Marvin’s Milk Farm produces milk and sells it in a perfectly competitive market at $3 per bottle. The following table shows Marvin's weekly total and marginal product schedules, using labor and capital. Assume that labor and capital may be used independently; that is, one is not needed for the other factor to be productive. Therefore, the total amount of milk that Marvin's produces is obtained by adding together the amount of milk produced by labor and the amount of milk produced by capital. The table also shows total revenue and marginal revenue products (MRPMRP) of labor and capital. Finally, assume that Marvin's Milk Farm is a factor price taker in the labor and capital markets. Labor costs $36 per week, and capital costs $48 per week.

Labor

Total Product

Marginal Physical Product

Total Revenue

MRP of Labor

(Number of workers)

(Bottles)

(Bottles)

(Dollars)

(Dollars)

0 0
1 23 23 69 69
2 41 18 123 54
3 53 12 159 36
4 61 8 183 24

Capital

Total Product

Marginal Physical Product

Total Revenue

MRP of Capital

(Bottles)

(Bottles)

(Dollars)

(Dollars)

0 0
1 21 21 63 63
2 37 16 111 48
3 49 12 147 36
4 55 6 165 18

If Marvin’s Milk Farm wants to produce 90 bottles of milk per week, the least-cost combination of labor and capital is   of labor and   of capital.

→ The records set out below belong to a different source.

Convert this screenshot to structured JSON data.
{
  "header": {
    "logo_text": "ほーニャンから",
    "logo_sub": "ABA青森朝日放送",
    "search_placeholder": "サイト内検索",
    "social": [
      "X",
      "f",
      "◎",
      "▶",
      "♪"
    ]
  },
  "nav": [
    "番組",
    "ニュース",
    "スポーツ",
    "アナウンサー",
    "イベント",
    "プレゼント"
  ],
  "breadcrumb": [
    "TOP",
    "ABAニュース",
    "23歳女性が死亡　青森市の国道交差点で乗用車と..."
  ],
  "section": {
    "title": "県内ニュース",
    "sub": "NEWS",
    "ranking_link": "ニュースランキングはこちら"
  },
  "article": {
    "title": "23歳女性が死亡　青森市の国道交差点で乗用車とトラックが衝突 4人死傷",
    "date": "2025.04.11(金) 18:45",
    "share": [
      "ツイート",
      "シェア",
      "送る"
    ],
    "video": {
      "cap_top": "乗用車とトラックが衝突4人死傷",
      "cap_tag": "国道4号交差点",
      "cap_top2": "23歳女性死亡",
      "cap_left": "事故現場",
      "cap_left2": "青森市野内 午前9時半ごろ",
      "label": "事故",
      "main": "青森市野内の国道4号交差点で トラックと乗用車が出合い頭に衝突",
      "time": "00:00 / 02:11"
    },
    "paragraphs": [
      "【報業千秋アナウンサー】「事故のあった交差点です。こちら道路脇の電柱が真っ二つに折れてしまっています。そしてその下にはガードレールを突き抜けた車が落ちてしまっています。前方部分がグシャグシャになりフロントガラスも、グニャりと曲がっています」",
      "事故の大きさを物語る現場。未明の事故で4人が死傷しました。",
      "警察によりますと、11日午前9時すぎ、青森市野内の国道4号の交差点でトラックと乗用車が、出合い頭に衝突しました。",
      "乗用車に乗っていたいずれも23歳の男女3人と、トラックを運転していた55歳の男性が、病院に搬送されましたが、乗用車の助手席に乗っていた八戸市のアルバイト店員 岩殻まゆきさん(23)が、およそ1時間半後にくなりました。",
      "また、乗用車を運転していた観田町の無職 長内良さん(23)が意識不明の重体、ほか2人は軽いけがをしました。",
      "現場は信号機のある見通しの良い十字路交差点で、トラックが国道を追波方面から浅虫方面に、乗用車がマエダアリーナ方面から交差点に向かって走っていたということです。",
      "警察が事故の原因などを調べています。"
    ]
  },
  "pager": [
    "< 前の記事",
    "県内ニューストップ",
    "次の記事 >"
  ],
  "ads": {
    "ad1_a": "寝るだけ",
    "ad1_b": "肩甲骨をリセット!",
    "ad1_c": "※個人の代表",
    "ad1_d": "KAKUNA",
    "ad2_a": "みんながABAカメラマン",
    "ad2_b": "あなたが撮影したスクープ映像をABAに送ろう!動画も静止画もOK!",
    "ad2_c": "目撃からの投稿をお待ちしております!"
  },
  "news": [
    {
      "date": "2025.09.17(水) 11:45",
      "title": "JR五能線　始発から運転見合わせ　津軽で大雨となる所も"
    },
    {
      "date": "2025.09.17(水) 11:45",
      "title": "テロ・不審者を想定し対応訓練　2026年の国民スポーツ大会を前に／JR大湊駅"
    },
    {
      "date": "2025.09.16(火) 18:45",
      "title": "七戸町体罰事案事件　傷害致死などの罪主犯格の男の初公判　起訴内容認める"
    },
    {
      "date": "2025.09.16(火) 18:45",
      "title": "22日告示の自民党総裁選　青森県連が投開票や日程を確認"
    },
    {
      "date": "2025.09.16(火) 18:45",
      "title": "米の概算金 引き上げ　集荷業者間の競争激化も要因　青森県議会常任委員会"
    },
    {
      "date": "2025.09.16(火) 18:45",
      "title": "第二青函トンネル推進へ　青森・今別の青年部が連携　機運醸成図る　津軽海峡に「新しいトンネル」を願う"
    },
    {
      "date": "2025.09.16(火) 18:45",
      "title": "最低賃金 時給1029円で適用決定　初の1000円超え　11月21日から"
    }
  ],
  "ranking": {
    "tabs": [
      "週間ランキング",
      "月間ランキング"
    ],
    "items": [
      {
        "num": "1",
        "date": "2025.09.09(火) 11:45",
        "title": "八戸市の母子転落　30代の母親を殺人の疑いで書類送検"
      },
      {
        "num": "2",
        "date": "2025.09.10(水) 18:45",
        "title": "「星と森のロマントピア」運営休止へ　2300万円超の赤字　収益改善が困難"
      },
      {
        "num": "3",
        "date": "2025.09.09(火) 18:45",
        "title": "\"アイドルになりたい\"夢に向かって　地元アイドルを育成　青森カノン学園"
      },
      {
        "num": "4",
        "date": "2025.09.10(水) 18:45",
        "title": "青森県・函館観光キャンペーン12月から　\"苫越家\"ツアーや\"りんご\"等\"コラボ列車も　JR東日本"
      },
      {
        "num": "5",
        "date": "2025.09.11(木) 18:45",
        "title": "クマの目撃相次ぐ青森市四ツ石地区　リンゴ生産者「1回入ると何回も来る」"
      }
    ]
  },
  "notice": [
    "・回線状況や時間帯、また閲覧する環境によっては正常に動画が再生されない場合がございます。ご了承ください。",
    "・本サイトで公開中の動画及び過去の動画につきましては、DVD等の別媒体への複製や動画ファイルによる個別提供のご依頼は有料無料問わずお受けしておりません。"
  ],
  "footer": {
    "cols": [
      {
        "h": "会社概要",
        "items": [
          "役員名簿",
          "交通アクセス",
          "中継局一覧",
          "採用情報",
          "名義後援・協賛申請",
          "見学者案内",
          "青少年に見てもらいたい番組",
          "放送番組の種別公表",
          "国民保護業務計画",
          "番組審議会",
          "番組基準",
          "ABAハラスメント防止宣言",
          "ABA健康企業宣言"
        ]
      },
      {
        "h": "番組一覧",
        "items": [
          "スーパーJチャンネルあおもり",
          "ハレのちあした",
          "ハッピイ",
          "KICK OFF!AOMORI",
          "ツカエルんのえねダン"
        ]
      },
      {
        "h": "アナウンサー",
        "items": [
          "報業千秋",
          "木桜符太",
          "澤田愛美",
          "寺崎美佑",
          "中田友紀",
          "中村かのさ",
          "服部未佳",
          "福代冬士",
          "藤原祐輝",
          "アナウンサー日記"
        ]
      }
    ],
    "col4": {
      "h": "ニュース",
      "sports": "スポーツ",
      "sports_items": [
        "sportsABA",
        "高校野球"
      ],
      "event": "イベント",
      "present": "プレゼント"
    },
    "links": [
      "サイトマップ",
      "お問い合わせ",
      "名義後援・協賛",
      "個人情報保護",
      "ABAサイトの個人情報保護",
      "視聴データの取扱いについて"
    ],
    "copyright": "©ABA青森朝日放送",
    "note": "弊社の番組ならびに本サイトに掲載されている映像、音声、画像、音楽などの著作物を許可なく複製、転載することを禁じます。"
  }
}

The profit-maximizing combination of resources is   of labor and   of capital.

The profit-maximizing combination contains   the least-cost combination to produce 90 bottles of milk.

Homework Answers

Answer #1

If Marvin’s Milk Farm wants to produce 90 bottles of milk per week, the least-cost combination of labor and capital is 3 units of labor and 2 units of capital.
(Least cost combination is that where MPP of labor/Labor cost = MPP of capital/Capital cost.
At L = 3, MPP of labor/Labor cost = 12/36 = 0.33
At K = 2, MPP of capital/Capital cost = 16/48 = 0.33
So, this combination minimizes cost and total output produced = 53 + 37 = 90)

The profit-maximizing combination of resources is  3 units of labor and 2 units of capital.
(Profit maximizing combination is that where MRP of labor = labor cost and MRP of capital = Capital cost.
At L = 3, MRP of labor = Labor cost = 36 and at K = 2, MRP of capital = Capital cost = 48)

The profit-maximizing combination contains the same amount of labor and capital as the least-cost combination to produce 90 bottles of milk.